By isolating her subjects (from exotic migratory birds to deadly snakes and extravagant plants) and placing them against a visibly constructed white background, Kannisto refers to the long history of scientific photographs and drawings from expeditions, such as Alexander von Humboldt’s botanical sketches. But in spite of a formal dependence on the scientific exhibition of flora and fauna, Kannisto’s photographs are rich with visual magic, and capture the palpable fascination of the photographer. They show the visual language of an artist-as-researcher that acknowledges the impossibility of imitating, controlling, or even fully understanding nature’s boundless diversity – and humankind’s insatiable quest to at least try.
Kannisto is an artist particularly interested in the complicated relationship between art and science, and between humans and nature. In the late 1990s she began to undertake expeditions to the rainforests of South America, traveling with a group of biologists, always carrying a portable field studio with her. Since then Kannisto has developed her own characteristic style of photography that investigates the diversity of the species sharing the planet with us.19
A New Landscape Photography
Today especially, landscape photography seems to be one of the most suitable artistic mediums not only for portraying the state of the planet, but also for triggering associations with relevant environmental phenomena. Many photographs dwell upon aspects of human influence on natural systems but confront the viewer with a deserted landscape. While, at first sight, images of uninhabited planes and mountains appear breathtakingly beautiful, only at second glance do hints emerge that reveal human activity formed or damaged the respective environments.
This aspect appears most impressively in Olaf Otto Becker’s large-scale photograph of Canyon of Jökuslá á Brú (2010). Seen from a height, it depicts a deep ravine in Iceland into which only a few rivulets now flow. The former glacial river, which was embedded into volcanic stone over millennia, has been turned into a dry riverbed following the creation of a dam. The facility, situated on one of Europe’s protected natural reserves, is responsible for producing energy for a single aluminum plant nearby.

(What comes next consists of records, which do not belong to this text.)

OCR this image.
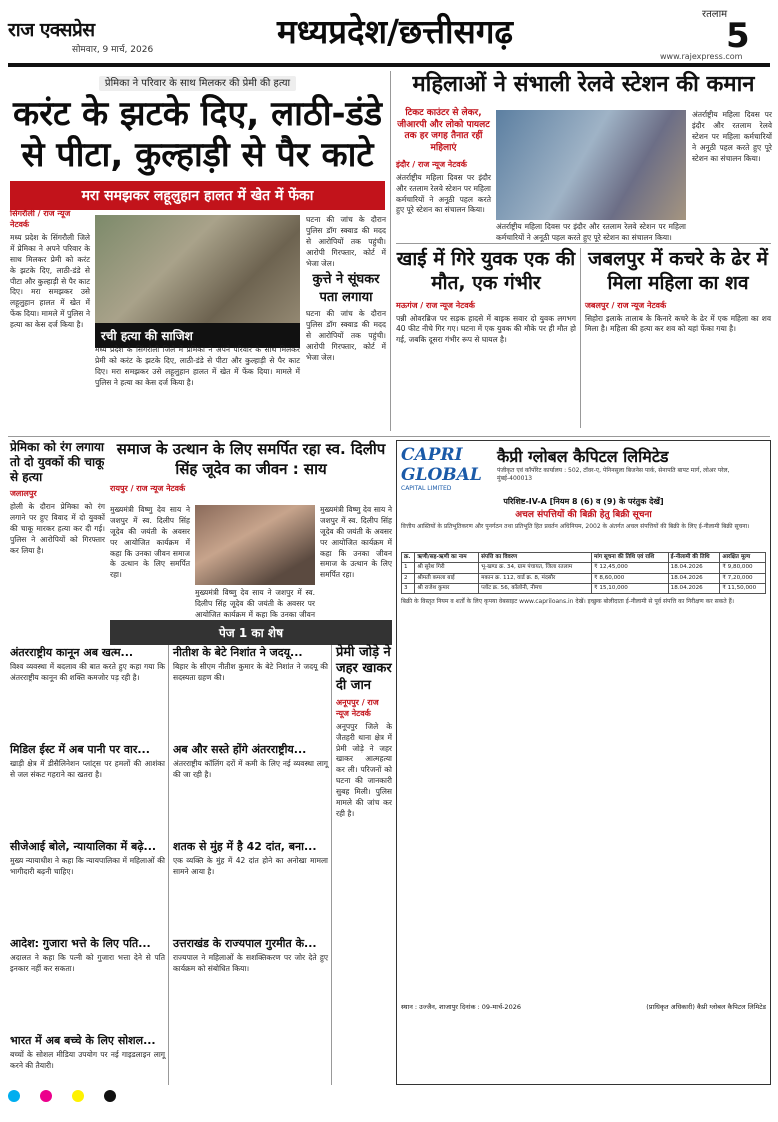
राज एक्सप्रेस
सोमवार, 9 मार्च, 2026	मध्यप्रदेश/छत्तीसगढ़	रतलाम
5
www.rajexpress.com
प्रेमिका ने परिवार के साथ मिलकर की प्रेमी की हत्या
करंट के झटके दिए, लाठी-डंडे से पीटा, कुल्हाड़ी से पैर काटे
मरा समझकर लहूलुहान हालत में खेत में फेंका
सिंगरौली / राज न्यूज नेटवर्क
मध्य प्रदेश के सिंगरौली जिले में प्रेमिका ने अपने परिवार के साथ मिलकर प्रेमी को करंट के झटके दिए, लाठी-डंडे से पीटा और कुल्हाड़ी से पैर काट दिए। मरा समझकर उसे लहूलुहान हालत में खेत में फेंक दिया। मामले में पुलिस ने हत्या का केस दर्ज किया है।
रची हत्या की साजिश
मध्य प्रदेश के सिंगरौली जिले में प्रेमिका ने अपने परिवार के साथ मिलकर प्रेमी को करंट के झटके दिए, लाठी-डंडे से पीटा और कुल्हाड़ी से पैर काट दिए। मरा समझकर उसे लहूलुहान हालत में खेत में फेंक दिया। मामले में पुलिस ने हत्या का केस दर्ज किया है।
घटना की जांच के दौरान पुलिस डॉग स्क्वाड की मदद से आरोपियों तक पहुंची। आरोपी गिरफ्तार, कोर्ट में भेजा जेल।
कुत्ते ने सूंघकर पता लगाया
घटना की जांच के दौरान पुलिस डॉग स्क्वाड की मदद से आरोपियों तक पहुंची। आरोपी गिरफ्तार, कोर्ट में भेजा जेल।
महिलाओं ने संभाली रेलवे स्टेशन की कमान
टिकट काउंटर से लेकर, जीआरपी और लोको पायलट तक हर जगह तैनात रहीं महिलाएं
इंदौर / राज न्यूज नेटवर्क
अंतर्राष्ट्रीय महिला दिवस पर इंदौर और रतलाम रेलवे स्टेशन पर महिला कर्मचारियों ने अनूठी पहल करते हुए पूरे स्टेशन का संचालन किया।
अंतर्राष्ट्रीय महिला दिवस पर इंदौर और रतलाम रेलवे स्टेशन पर महिला कर्मचारियों ने अनूठी पहल करते हुए पूरे स्टेशन का संचालन किया।
अंतर्राष्ट्रीय महिला दिवस पर इंदौर और रतलाम रेलवे स्टेशन पर महिला कर्मचारियों ने अनूठी पहल करते हुए पूरे स्टेशन का संचालन किया।
खाई में गिरे युवक एक की मौत, एक गंभीर
मऊगंज / राज न्यूज नेटवर्क
पन्नी ओवरब्रिज पर सड़क हादसे में बाइक सवार दो युवक लगभग 40 फीट नीचे गिर गए। घटना में एक युवक की मौके पर ही मौत हो गई, जबकि दूसरा गंभीर रूप से घायल है।
जबलपुर में कचरे के ढेर में मिला महिला का शव
जबलपुर / राज न्यूज नेटवर्क
सिहोरा इलाके तालाब के किनारे कचरे के ढेर में एक महिला का शव मिला है। महिला की हत्या कर शव को यहां फेंका गया है।
प्रेमिका को रंग लगाया तो दो युवकों की चाकू से हत्या
जलालपुर
होली के दौरान प्रेमिका को रंग लगाने पर हुए विवाद में दो युवकों की चाकू मारकर हत्या कर दी गई। पुलिस ने आरोपियों को गिरफ्तार कर लिया है।
समाज के उत्थान के लिए समर्पित रहा स्व. दिलीप सिंह जूदेव का जीवन : साय
रायपुर / राज न्यूज नेटवर्क
मुख्यमंत्री विष्णु देव साय ने जशपुर में स्व. दिलीप सिंह जूदेव की जयंती के अवसर पर आयोजित कार्यक्रम में कहा कि उनका जीवन समाज के उत्थान के लिए समर्पित रहा।
मुख्यमंत्री विष्णु देव साय ने जशपुर में स्व. दिलीप सिंह जूदेव की जयंती के अवसर पर आयोजित कार्यक्रम में कहा कि उनका जीवन समाज के उत्थान के लिए समर्पित रहा।
मुख्यमंत्री विष्णु देव साय ने जशपुर में स्व. दिलीप सिंह जूदेव की जयंती के अवसर पर आयोजित कार्यक्रम में कहा कि उनका जीवन
पेज 1 का शेष
अंतरराष्ट्रीय कानून अब खत्म...
विश्व व्यवस्था में बदलाव की बात करते हुए कहा गया कि अंतरराष्ट्रीय कानून की शक्ति कमजोर पड़ रही है।
मिडिल ईस्ट में अब पानी पर वार...
खाड़ी क्षेत्र में डीसैलिनेशन प्लांट्स पर हमलों की आशंका से जल संकट गहराने का खतरा है।
सीजेआई बोले, न्यायालिका में बढ़े...
मुख्य न्यायाधीश ने कहा कि न्यायपालिका में महिलाओं की भागीदारी बढ़नी चाहिए।
आदेश: गुजारा भत्ते के लिए पति...
अदालत ने कहा कि पत्नी को गुजारा भत्ता देने से पति इनकार नहीं कर सकता।
भारत में अब बच्चे के लिए सोशल...
बच्चों के सोशल मीडिया उपयोग पर नई गाइडलाइन लागू करने की तैयारी।
नीतीश के बेटे निशांत ने जदयू...
बिहार के सीएम नीतीश कुमार के बेटे निशांत ने जदयू की सदस्यता ग्रहण की।
अब और सस्ते होंगे अंतरराष्ट्रीय...
अंतरराष्ट्रीय कॉलिंग दरों में कमी के लिए नई व्यवस्था लागू की जा रही है।
शतक से मुंह में है 42 दांत, बना...
एक व्यक्ति के मुंह में 42 दांत होने का अनोखा मामला सामने आया है।
उत्तराखंड के राज्यपाल गुरमीत के...
राज्यपाल ने महिलाओं के सशक्तिकरण पर जोर देते हुए कार्यक्रम को संबोधित किया।
प्रेमी जोड़े ने जहर खाकर दी जान
अनूपपुर / राज न्यूज नेटवर्क
अनूपपुर जिले के जैतहरी थाना क्षेत्र में प्रेमी जोड़े ने जहर खाकर आत्महत्या कर ली। परिजनों को घटना की जानकारी सुबह मिली। पुलिस मामले की जांच कर रही है।
CAPRI GLOBAL
CAPITAL LIMITED
कैप्री ग्लोबल कैपिटल लिमिटेड
पंजीकृत एवं कॉर्पोरेट कार्यालय : 502, टॉवर-ए, पेनिनसुला बिजनेस पार्क, सेनापति बापट मार्ग, लोअर परेल, मुंबई-400013
परिशिष्ट-IV-A [नियम 8 (6) व (9) के परंतुक देखें]
अचल संपत्तियों की बिक्री हेतु बिक्री सूचना
वित्तीय आस्तियों के प्रतिभूतिकरण और पुनर्गठन तथा प्रतिभूति हित प्रवर्तन अधिनियम, 2002 के अंतर्गत अचल संपत्तियों की बिक्री के लिए ई-नीलामी बिक्री सूचना।
क्र.	ऋणी/सह-ऋणी का नाम	संपत्ति का विवरण	मांग सूचना की तिथि एवं राशि	ई-नीलामी की तिथि	आरक्षित मूल्य
1	श्री सुरेश गिरी	भू-खण्ड क्र. 34, ग्राम पंचायत, जिला रतलाम	₹ 12,45,000	18.04.2026	₹ 9,80,000
2	श्रीमती कमला बाई	मकान क्र. 112, वार्ड क्र. 8, मंदसौर	₹ 8,60,000	18.04.2026	₹ 7,20,000
3	श्री राजेश कुमार	प्लॉट क्र. 56, कॉलोनी, नीमच	₹ 15,10,000	18.04.2026	₹ 11,50,000
बिक्री के विस्तृत नियम व शर्तों के लिए कृपया वेबसाइट www.capriloans.in देखें। इच्छुक बोलीदाता ई-नीलामी से पूर्व संपत्ति का निरीक्षण कर सकते हैं।
स्थान : उज्जैन, शाजापुर दिनांक : 09-मार्च-2026	(प्राधिकृत अधिकारी) कैप्री ग्लोबल कैपिटल लिमिटेड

The photograph, which was chosen as the title image for the exhibition Longing for Landscape, brings together the different aspects of photography in the Anthropocene as outlined in this essay.
Via a changed approach to representing landscapes, from the prosaic depictions of the New Topographics to the socio-political take of contemporary practices, the artists in the Berlin show not only document environmental issues such as climate change, but act as researchers presenting the viewer with a distinctive and profound view on anthropogenic coherences. As in the image of the Icelandic canyon, the planet’s surface is often seen from a distant perspective, but always with the purpose of emphatically confronting the viewer with the scope of our influence on the environment. A photography not about but deeply rooted in the Anthropocene.